I have a feeling that for a lot of people, it’s a source of entertainment. And we certainly need to be entertained, especially with all the other burdens of daily life. We open the app not really knowing what we want from it but that we’re bored and ready for someone else to ease the burden of our boredom. Lo and behold, you squander away hours until it’s time to do something else, so technically, the site did its job, right?
But if I asked you to schedule out your day, how much time would you be willing to allocate to the categories of “mindless scrolling,” “entertainment,” or “seeking validation”? Probably not a lot. And certainly not as much as you may be spending on it right now.
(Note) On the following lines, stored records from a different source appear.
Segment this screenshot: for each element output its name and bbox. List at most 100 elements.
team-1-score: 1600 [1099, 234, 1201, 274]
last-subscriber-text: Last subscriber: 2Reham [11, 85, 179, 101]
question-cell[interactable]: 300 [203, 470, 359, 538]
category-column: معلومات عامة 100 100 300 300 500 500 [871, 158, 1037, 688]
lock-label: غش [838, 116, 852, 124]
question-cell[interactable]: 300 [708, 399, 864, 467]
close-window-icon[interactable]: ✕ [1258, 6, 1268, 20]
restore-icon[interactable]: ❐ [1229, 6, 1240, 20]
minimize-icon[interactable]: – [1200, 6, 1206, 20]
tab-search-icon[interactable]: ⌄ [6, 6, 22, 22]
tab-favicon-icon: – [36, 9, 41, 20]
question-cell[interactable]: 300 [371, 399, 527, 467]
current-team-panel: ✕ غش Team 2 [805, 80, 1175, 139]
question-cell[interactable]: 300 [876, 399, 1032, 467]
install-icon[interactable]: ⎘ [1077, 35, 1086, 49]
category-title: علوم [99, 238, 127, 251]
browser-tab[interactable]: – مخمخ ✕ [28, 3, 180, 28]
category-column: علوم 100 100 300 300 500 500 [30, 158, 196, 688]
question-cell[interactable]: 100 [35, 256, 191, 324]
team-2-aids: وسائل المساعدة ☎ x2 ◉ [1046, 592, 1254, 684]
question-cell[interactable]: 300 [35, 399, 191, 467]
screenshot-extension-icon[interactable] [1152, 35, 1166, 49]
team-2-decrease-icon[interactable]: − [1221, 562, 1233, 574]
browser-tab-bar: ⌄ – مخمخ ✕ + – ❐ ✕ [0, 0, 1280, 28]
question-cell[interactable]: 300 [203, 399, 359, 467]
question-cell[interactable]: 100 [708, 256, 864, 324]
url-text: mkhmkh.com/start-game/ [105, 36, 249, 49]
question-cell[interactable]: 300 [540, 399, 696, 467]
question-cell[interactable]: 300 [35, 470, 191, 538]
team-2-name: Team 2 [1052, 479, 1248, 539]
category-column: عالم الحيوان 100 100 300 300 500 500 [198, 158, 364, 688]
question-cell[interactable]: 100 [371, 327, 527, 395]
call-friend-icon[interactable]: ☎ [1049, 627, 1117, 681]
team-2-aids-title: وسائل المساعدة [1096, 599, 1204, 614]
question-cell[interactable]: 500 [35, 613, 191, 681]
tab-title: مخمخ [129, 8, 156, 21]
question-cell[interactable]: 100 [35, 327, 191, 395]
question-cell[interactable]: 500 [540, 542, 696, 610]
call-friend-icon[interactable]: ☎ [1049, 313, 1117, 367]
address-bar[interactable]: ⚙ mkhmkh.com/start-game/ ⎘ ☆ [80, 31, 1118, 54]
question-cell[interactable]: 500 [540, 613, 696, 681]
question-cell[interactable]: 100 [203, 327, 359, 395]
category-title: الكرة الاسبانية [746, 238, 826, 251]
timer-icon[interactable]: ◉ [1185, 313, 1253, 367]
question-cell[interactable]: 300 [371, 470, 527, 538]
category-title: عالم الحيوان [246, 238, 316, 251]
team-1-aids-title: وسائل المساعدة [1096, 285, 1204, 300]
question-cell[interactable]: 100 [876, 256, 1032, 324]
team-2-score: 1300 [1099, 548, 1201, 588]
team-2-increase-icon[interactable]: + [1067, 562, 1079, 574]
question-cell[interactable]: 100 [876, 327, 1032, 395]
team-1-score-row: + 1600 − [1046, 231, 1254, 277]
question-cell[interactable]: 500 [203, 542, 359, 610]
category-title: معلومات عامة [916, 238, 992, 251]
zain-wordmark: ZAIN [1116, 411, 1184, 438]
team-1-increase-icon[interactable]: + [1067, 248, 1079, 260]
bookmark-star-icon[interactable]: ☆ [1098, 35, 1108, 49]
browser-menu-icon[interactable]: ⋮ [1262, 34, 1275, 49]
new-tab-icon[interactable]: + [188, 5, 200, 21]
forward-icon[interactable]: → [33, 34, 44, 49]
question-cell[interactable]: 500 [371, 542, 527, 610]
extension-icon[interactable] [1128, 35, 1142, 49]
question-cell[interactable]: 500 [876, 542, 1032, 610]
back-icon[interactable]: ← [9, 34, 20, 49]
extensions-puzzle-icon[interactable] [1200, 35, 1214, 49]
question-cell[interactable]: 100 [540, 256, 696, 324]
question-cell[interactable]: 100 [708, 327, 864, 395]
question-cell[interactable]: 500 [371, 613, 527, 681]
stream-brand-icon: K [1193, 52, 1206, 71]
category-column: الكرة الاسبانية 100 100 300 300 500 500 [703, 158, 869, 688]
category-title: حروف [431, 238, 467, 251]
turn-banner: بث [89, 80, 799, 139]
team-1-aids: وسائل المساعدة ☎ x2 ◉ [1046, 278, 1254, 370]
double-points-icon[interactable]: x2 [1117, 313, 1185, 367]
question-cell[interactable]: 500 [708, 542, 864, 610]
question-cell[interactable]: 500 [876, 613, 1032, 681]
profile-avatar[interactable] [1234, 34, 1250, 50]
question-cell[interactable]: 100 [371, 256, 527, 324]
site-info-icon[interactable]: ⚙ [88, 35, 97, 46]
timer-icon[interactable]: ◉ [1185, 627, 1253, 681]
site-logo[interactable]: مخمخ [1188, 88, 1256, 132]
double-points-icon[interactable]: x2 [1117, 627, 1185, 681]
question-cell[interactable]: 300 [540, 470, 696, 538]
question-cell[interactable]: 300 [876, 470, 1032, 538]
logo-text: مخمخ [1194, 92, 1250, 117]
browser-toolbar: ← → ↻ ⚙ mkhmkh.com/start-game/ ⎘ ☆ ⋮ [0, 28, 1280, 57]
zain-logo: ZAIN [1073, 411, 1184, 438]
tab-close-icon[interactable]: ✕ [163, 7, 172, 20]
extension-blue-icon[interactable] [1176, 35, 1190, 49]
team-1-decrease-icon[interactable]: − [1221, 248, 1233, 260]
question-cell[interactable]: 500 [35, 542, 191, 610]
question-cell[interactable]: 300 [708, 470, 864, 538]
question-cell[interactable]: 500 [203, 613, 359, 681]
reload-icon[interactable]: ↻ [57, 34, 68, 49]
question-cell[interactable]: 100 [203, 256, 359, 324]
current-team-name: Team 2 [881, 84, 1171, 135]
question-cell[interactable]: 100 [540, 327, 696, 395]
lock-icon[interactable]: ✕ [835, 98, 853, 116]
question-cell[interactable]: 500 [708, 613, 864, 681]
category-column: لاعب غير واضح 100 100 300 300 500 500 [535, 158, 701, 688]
Personally, I’d cap that category at 10-15 minutes but treat it like sweets in my daily diet, completely optional. I can have a sweet treat if I really want it, but if I want to go days or weeks without something, that’s fine too. Social media can become a mindless addiction, much like eating unsavory food. So how can we draw the line?
Identifying what you want
- Figure out what you’re doing there. Before you open up a social media app, ask yourself, “what do I need from this right now?” It might change daily or even throughout the day, but asking yourself the question and being honest about your answer is always step 1. When I’ve done this recently, the answer I’ve come up with is “I don’t want to do the next thing on my to-do list so I’m looking for a distraction.”
- Once you’ve identified what you want from social media, check if there’s another way to satisfy the same need. When I admit to myself that I’m seeking distraction, it becomes a lot easier to compromise and say “Okay, that’s valid, but just finish this task, then go for a walk to mentally refresh instead.” If you’re looking for a connection, can you call a friend you haven’t talked to in a while? Can you send a thank you note to a coworker for something they helped you with last week? If you’re seeking inspiration, can you curate your feed to only show creators that inspire you? Are there certain artists you can check out via their direct websites instead?
- If the answer is no, you can’t get what you’re looking for anywhere else, decide how much time you’re willing to spend. Sometimes your answer might just be that you’re bored and want to let your mind wander for a bit, and that’s cool. But set a timer for 10 minutes instead of falling into the social media rabbit hole and coming up for light in 2 hours.
- Try using the minimalist site where everything is low quality, and it’s not nearly as enticing: https://m.facebook.com/. A trip to this site makes you want to get in and out as quickly as possible. Use this to make your social media dive less appealing or when you tell yourself you only want to check one specific thing.
The main thing about our relationship with social media
Social media isn’t going away anytime soon, so we need to find a balance that makes us happy. If spending time on social media is upsetting or leaving you feeling like something’s missing, re-assess the relationship. And it’s okay to break up if that’s what you need to do. Even a temporary social media detox (or a few years like I did) can be so freeing and teach you to see the world and your time in a new light.